La nostra sede principale è in Toscana, culla del Rinascimento. La Firenze del Rinascimento era anch’essa una Smart City, popolata da dei ‘veri’ Smart Citizens. Nel 1500 passeggiavano per le strade di Firenze Leonardo, Michelangelo e Raffaello, e in generale le città-stato italiane erano una fucina di innovazione che offre lezioni importanti e attuali ancora oggi come lo erano 500 anni fa. Non dobbiamo inventare più nulla ma potremmo riproporre le condizioni per indurre quella apertura e quella creatività che generarono un’esplosione di idee e innovazioni che cambiarono il mondo adattandole alle realtà dei nostri territori.
ARTES 4.0 ha il payoff di “Science Driven Innovation”, l’innovazione guidata dalla scienza. I nostri fondatori sono università e centri di ricerca d’eccellenza italiani che educano “ingegneri rinascimentali” in grado di affrontare problemi complessi e le sfide della nostra società creando soluzioni innovative con il supporto di un partenariato che rende esaustiva l’offerta di competenze per rispondere alle esigenze di innovazione. In Sicilia stiamo cercando di adattare questo modello a una realtà che non ha nulla da invidiare a nessuno in quanto a competenze, creatività e risorse (naturali, culturali e in questo momento anche e soprattutto economiche), ma bisogna ancora fare i conti con una mentalità che è restia al cambiamento e si ostina a rimanere imbrigliata a meccanismi che ne hanno di fatto rallentato il progresso.

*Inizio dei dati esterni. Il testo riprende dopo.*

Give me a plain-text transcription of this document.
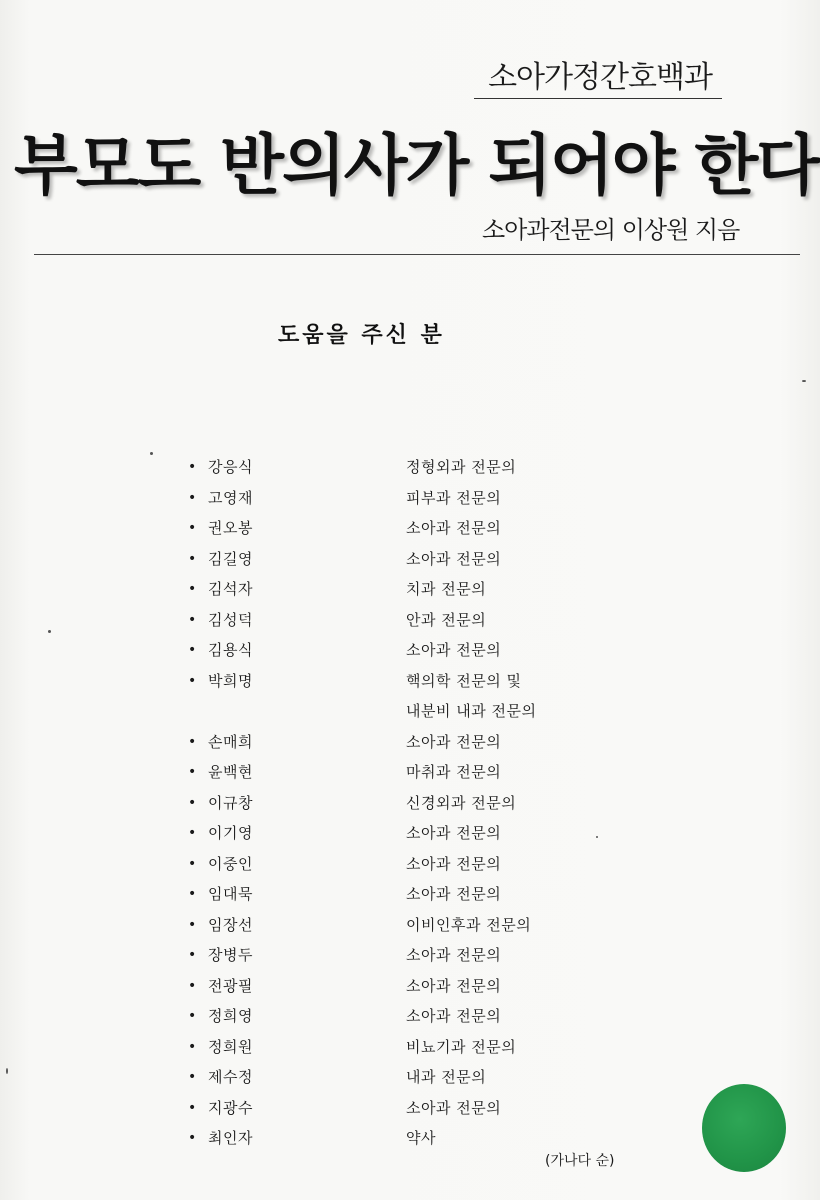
소아가정간호백과
부모도 반의사가 되어야 한다
소아과전문의 이상원 지음
도움을 주신 분
• 강응식	정형외과 전문의
• 고영재	피부과 전문의
• 권오봉	소아과 전문의
• 김길영	소아과 전문의
• 김석자	치과 전문의
• 김성덕	안과 전문의
• 김용식	소아과 전문의
• 박희명	핵의학 전문의 및
내분비 내과 전문의
• 손매희	소아과 전문의
• 윤백현	마취과 전문의
• 이규창	신경외과 전문의
• 이기영	소아과 전문의
• 이중인	소아과 전문의
• 임대묵	소아과 전문의
• 임장선	이비인후과 전문의
• 장병두	소아과 전문의
• 전광필	소아과 전문의
• 정희영	소아과 전문의
• 정희원	비뇨기과 전문의
• 제수정	내과 전문의
• 지광수	소아과 전문의
• 최인자	약사
(가나다 순)
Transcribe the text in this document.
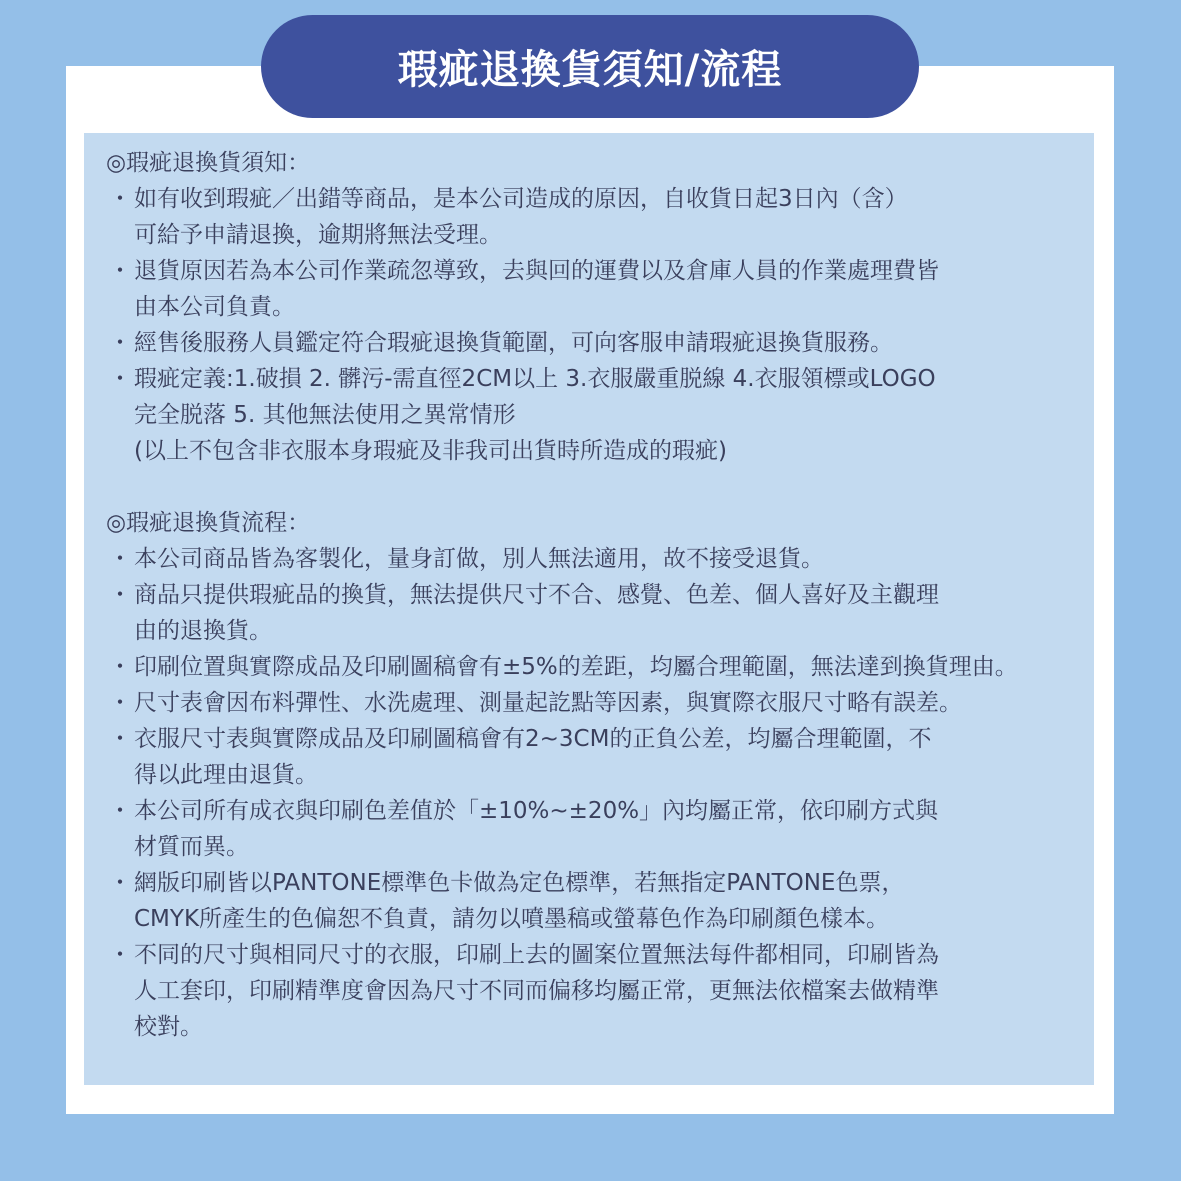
瑕疵退換貨須知/流程
◎瑕疵退換貨須知：
・ 如有收到瑕疵／出錯等商品，是本公司造成的原因，自收貨日起3日內（含）
可給予申請退換，逾期將無法受理。
・ 退貨原因若為本公司作業疏忽導致，去與回的運費以及倉庫人員的作業處理費皆
由本公司負責。
・ 經售後服務人員鑑定符合瑕疵退換貨範圍，可向客服申請瑕疵退換貨服務。
・ 瑕疵定義:1.破損 2. 髒污-需直徑2CM以上 3.衣服嚴重脱線 4.衣服領標或LOGO
完全脱落 5. 其他無法使用之異常情形
(以上不包含非衣服本身瑕疵及非我司出貨時所造成的瑕疵)
◎瑕疵退換貨流程：
・ 本公司商品皆為客製化，量身訂做，別人無法適用，故不接受退貨。
・ 商品只提供瑕疵品的換貨，無法提供尺寸不合、感覺、色差、個人喜好及主觀理
由的退換貨。
・ 印刷位置與實際成品及印刷圖稿會有±5%的差距，均屬合理範圍，無法達到換貨理由。
・ 尺寸表會因布料彈性、水洗處理、測量起訖點等因素，與實際衣服尺寸略有誤差。
・ 衣服尺寸表與實際成品及印刷圖稿會有2~3CM的正負公差，均屬合理範圍，不
得以此理由退貨。
・ 本公司所有成衣與印刷色差值於「±10%~±20%」內均屬正常，依印刷方式與
材質而異。
・ 網版印刷皆以PANTONE標準色卡做為定色標準，若無指定PANTONE色票，
CMYK所產生的色偏恕不負責，請勿以噴墨稿或螢幕色作為印刷顏色樣本。
・ 不同的尺寸與相同尺寸的衣服，印刷上去的圖案位置無法每件都相同，印刷皆為
人工套印，印刷精準度會因為尺寸不同而偏移均屬正常，更無法依檔案去做精準
校對。
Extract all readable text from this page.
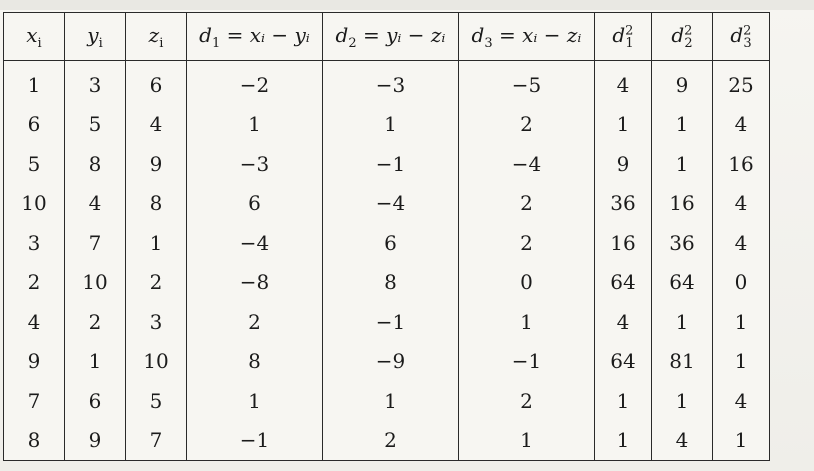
$x_i$	$y_i$	$z_i$	$d_1$ = xᵢ − yᵢ	$d_2$ = yᵢ − zᵢ	$d_3$ = xᵢ − zᵢ	$d^2_1$	$d^2_2$	$d^2_3$
1	3	6	−2	−3	−5	4	9	25
6	5	4	1	1	2	1	1	4
5	8	9	−3	−1	−4	9	1	16
10	4	8	6	−4	2	36	16	4
3	7	1	−4	6	2	16	36	4
2	10	2	−8	8	0	64	64	0
4	2	3	2	−1	1	4	1	1
9	1	10	8	−9	−1	64	81	1
7	6	5	1	1	2	1	1	4
8	9	7	−1	2	1	1	4	1
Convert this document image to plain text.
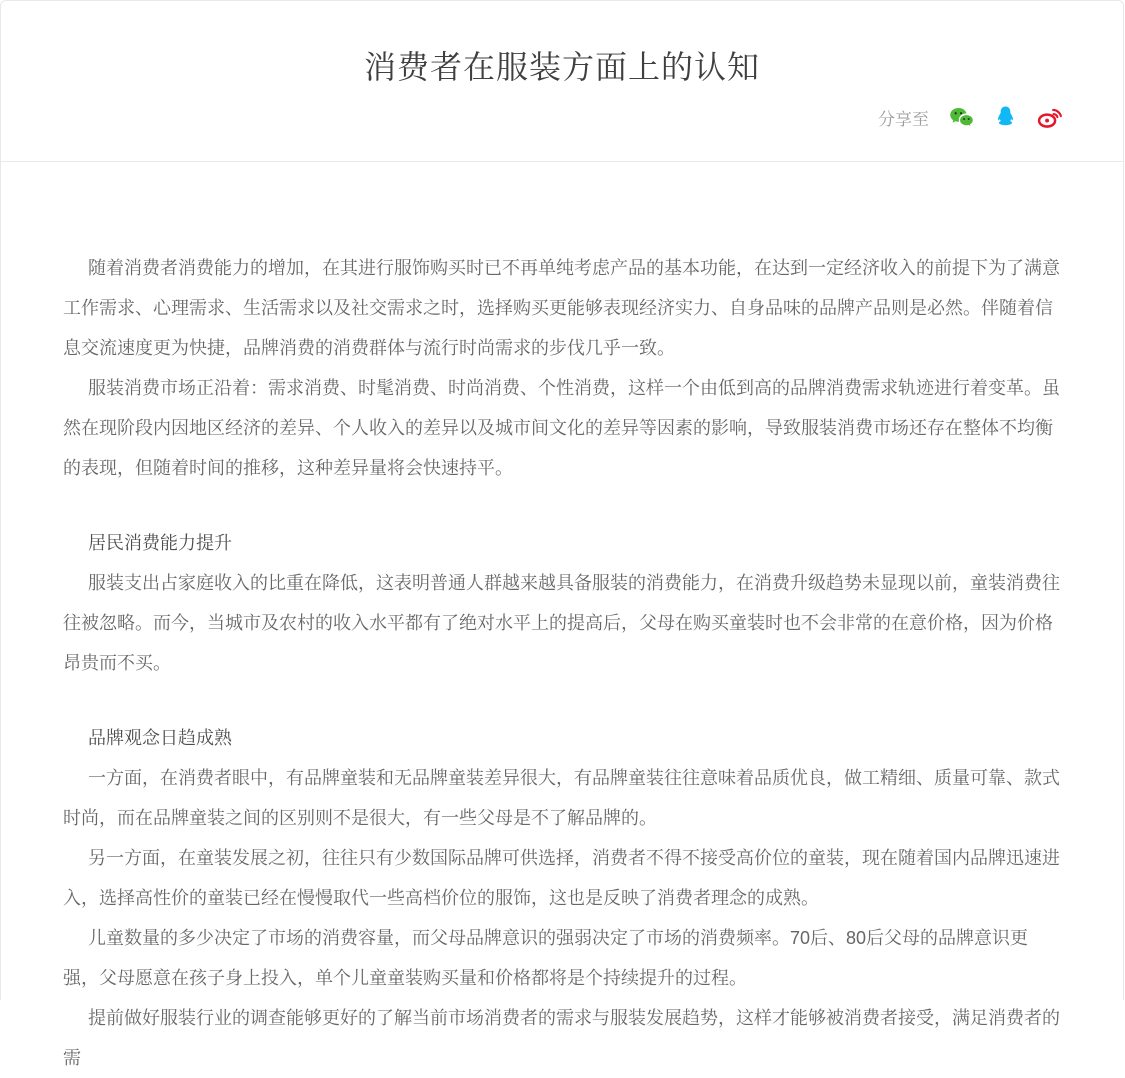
消费者在服装方面上的认知
分享至

随着消费者消费能力的增加，在其进行服饰购买时已不再单纯考虑产品的基本功能，在达到一定经济收入的前提下为了满意工作需求、心理需求、生活需求以及社交需求之时，选择购买更能够表现经济实力、自身品味的品牌产品则是必然。伴随着信息交流速度更为快捷，品牌消费的消费群体与流行时尚需求的步伐几乎一致。

服装消费市场正沿着：需求消费、时髦消费、时尚消费、个性消费，这样一个由低到高的品牌消费需求轨迹进行着变革。虽然在现阶段内因地区经济的差异、个人收入的差异以及城市间文化的差异等因素的影响，导致服装消费市场还存在整体不均衡的表现，但随着时间的推移，这种差异量将会快速持平。

居民消费能力提升

服装支出占家庭收入的比重在降低，这表明普通人群越来越具备服装的消费能力，在消费升级趋势未显现以前，童装消费往往被忽略。而今，当城市及农村的收入水平都有了绝对水平上的提高后，父母在购买童装时也不会非常的在意价格，因为价格昂贵而不买。

品牌观念日趋成熟

一方面，在消费者眼中，有品牌童装和无品牌童装差异很大，有品牌童装往往意味着品质优良，做工精细、质量可靠、款式时尚，而在品牌童装之间的区别则不是很大，有一些父母是不了解品牌的。

另一方面，在童装发展之初，往往只有少数国际品牌可供选择，消费者不得不接受高价位的童装，现在随着国内品牌迅速进入，选择高性价的童装已经在慢慢取代一些高档价位的服饰，这也是反映了消费者理念的成熟。

儿童数量的多少决定了市场的消费容量，而父母品牌意识的强弱决定了市场的消费频率。70后、80后父母的品牌意识更强，父母愿意在孩子身上投入，单个儿童童装购买量和价格都将是个持续提升的过程。

提前做好服装行业的调查能够更好的了解当前市场消费者的需求与服装发展趋势，这样才能够被消费者接受，满足消费者的需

La trasformazione digitale può contribuire moltissimo ad accelerare i percorsi di innovazione velocizzando i servizi e sburocratizzando procedure e forma mentis farraginose, col supporto di una formazione adeguata e soprattutto di una educazione universitaria che spinga i e le giovani a esprimere tutto il loro potenziale per arricchire il tessuto produttivo e colmare i divari con il resto d’Italia: sono loro i veri driver dell’innovazione. E la Sicilia, al centro del Mediterraneo, crocevia di flussi culturali ed economici, può giocare un ruolo determinante nello sviluppo dell’intero Paese, combattendo l’inerzia storica attraverso una nuova cultura che ha alla sua base la conoscenza come fattore strutturale necessario a dispiegare il suo immenso potenziale.